- DVD cover art
- 射鵰英雄傳之南帝北丐
- Genre: Wuxia
- Based on: The Legend of the Condor Heroes by Jin Yong
- Screenplay by: Chan Ching-yee; Wong Lei-chi; Kwan Tsung-ling; Lee Sui-ping;
- Directed by: Lin Chi-fan; Luk Tin-wah; Tang Kam-chuen; Lau Kwok-fai;
- Starring: Ekin Cheng; Marco Ngai; Wong Siu-yin; Charine Chan; Chan Wai-yee; Wayne Lai;
- Theme music composer: Joseph Koo
- Opening theme: "Never Wake Up from Drunkenness in My Whole Life" (一生不醉醒) by Jacky Cheung
- Country of origin: Hong Kong
- Original language: Cantonese
- No. of episodes: 20

Production
- Producer: Chong Wai-kin
- Running time: ≈45 minutes per episode
- Production company: TVB

Original release
- Network: TVB Jade
- Release: 16 March – 17 April 1994

= The Condor Heroes Return =

1994 Hong Kong TV series

The Condor Heroes Return is a Hong Kong wuxia television series loosely adapted from the novel The Legend of the Condor Heroes by Jin Yong, serving as the backstories for the characters Duan Zhixing and Hong Qigong.
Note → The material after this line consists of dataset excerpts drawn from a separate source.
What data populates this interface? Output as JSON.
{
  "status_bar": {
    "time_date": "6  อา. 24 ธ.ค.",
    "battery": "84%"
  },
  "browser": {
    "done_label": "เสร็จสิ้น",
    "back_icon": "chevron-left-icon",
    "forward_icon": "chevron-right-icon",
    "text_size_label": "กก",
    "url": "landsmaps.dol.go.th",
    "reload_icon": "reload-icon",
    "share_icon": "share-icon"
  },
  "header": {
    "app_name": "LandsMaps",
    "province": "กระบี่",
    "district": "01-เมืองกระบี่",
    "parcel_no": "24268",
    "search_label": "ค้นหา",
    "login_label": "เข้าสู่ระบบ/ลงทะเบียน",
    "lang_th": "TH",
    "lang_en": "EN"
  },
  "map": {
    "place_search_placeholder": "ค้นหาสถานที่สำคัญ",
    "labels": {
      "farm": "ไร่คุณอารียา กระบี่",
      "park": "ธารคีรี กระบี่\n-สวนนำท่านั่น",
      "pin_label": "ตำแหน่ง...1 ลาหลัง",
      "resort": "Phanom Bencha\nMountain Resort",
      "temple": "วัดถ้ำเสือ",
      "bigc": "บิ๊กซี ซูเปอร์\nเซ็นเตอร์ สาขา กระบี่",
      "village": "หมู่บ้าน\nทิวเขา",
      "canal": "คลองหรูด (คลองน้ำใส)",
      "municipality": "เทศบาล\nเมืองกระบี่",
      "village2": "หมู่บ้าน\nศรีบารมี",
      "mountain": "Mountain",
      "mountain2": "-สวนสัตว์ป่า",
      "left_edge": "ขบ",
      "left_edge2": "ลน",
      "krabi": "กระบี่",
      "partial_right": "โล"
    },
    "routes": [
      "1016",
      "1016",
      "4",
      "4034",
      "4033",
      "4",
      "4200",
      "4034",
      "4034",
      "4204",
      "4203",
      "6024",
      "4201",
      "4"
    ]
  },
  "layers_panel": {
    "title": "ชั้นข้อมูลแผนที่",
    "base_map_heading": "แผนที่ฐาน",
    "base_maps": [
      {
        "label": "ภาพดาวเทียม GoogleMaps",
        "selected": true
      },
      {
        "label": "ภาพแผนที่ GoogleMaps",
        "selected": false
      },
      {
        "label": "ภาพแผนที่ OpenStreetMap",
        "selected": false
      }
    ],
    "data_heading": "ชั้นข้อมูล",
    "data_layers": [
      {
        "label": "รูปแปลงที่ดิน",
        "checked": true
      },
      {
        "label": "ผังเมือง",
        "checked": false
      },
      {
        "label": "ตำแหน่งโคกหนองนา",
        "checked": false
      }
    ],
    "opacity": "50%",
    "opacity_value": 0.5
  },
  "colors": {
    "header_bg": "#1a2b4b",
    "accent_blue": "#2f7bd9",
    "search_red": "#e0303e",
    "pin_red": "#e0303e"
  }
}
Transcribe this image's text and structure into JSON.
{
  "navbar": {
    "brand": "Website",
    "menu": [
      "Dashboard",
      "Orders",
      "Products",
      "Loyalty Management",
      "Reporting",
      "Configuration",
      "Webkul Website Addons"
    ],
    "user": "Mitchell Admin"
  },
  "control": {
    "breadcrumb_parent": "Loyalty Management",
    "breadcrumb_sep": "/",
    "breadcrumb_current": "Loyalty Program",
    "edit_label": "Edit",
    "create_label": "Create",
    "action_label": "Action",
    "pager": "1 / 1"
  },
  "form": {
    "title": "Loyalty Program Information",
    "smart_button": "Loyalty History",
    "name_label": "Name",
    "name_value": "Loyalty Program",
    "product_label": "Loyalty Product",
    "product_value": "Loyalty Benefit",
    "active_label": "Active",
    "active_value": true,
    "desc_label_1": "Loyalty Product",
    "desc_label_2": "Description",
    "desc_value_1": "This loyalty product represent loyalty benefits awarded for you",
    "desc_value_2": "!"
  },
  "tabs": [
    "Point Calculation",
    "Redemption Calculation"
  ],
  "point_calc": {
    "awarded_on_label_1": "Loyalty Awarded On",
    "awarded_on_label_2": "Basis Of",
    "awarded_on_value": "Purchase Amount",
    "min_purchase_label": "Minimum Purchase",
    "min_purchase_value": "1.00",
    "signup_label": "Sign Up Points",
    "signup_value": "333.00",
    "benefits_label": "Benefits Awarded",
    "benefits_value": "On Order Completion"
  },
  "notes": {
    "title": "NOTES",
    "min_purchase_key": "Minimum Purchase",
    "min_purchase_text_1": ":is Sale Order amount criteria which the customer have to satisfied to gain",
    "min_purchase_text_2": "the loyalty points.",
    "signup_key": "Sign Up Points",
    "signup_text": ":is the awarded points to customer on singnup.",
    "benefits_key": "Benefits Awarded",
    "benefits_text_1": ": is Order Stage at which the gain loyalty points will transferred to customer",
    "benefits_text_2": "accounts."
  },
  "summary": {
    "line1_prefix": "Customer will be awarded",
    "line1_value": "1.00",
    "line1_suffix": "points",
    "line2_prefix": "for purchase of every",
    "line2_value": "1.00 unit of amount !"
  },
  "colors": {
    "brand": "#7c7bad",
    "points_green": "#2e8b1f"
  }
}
The series was released overseas in October 1993 before being broadcast on TVB Jade in Hong Kong in March 1994.

== Synopsis ==
The series is set in 12th-century China against the backdrop of the wars between the Jin and Song dynasties. Hong Qi, the son of a wealthy restaurant owner, meets the Beggar Clan's chief Qian Hexing by chance and becomes Qian's apprentice. Qian is betrayed and mortally injured by his deputy Cheng Tieshan, who seizes the clan's leadership position. Before dying, Qian passes the Dog-Beating Staff to Hong and provides him clues to a secret location where the manuals for the Beggar Clan's most powerful martial arts are hidden. Hong finds the manuals, learns those skills, and vows to avenge his master.

Zhan Zhixing has been raised by his mother Zhan Yulan in Lingjiu Palace and grown up with his childhood sweetheart Miao Si'en, the palace mistress's daughter. His father is actually Duan Wenzhong, the ruler of the Dali Kingdom. Tragedy befalls him when Duan Wenzhong's brother Duan Wenyi conspires with Jin forces to attack Lingjiu Palace, killing everyone except Miao. Seeing the Duans as responsible for his mother's death, Zhixing swears vengeance on them.

By chance, Hong and Zhixing meet each other and become close friends. At one point, both of them are poisoned and there is only one antidote left; Zhixing willingly gives the antidote to Hong. Zhixing is later healed by Duan Wenzhong, who then passes the throne to his son. Zhixing trains hard in the Dali royal family's martial arts and hopes to avenge his mother.

Hong ultimately defeats and kills Cheng, but incurs the hatred of Xuexin, Cheng's daughter who has feelings for him. Overwhelmed by fury and grief, Xuexin commits suicide with Zhixing's sword in the hope of destroying Hong and Zhixing's friendship. Hong, who has become the Beggar Clan's chief, is secretly poisoned by his possessive lover Shuiling, causing his neigong to deteriorate over time so that he will eventually have no choice but to remain with her. Shuiling also instigates conflict between Hong and Zhixing, resulting in a confrontation between the two friends. During their fight, Zhixing points out that Hong's neigong has weakened, and it is only then that Hong realises what Shuiling has done to him.

Shuiling is mortally wounded later. While dying, she attempts to kill Hong so that they can be together in death. Hong survives and recovers with the help of Zhixing, Wang Chongyang and Zhou Botong. Later, Hong teams up with Zhixing to defeat and kill the Jin prince Wanyan Hongjie and Jin royal adviser Leiting Shangren.

Zhixing ultimately gives up the throne after witnessing the deaths of two women he loves and feeling guilty for refusing to save Liu Ying and Zhou Botong's critically wounded child. He becomes a Buddhist monk called "Yideng", while Hong, now known as the "Nine-Fingered Divine Beggar", roams the jianghu to fight injustice and help the poor.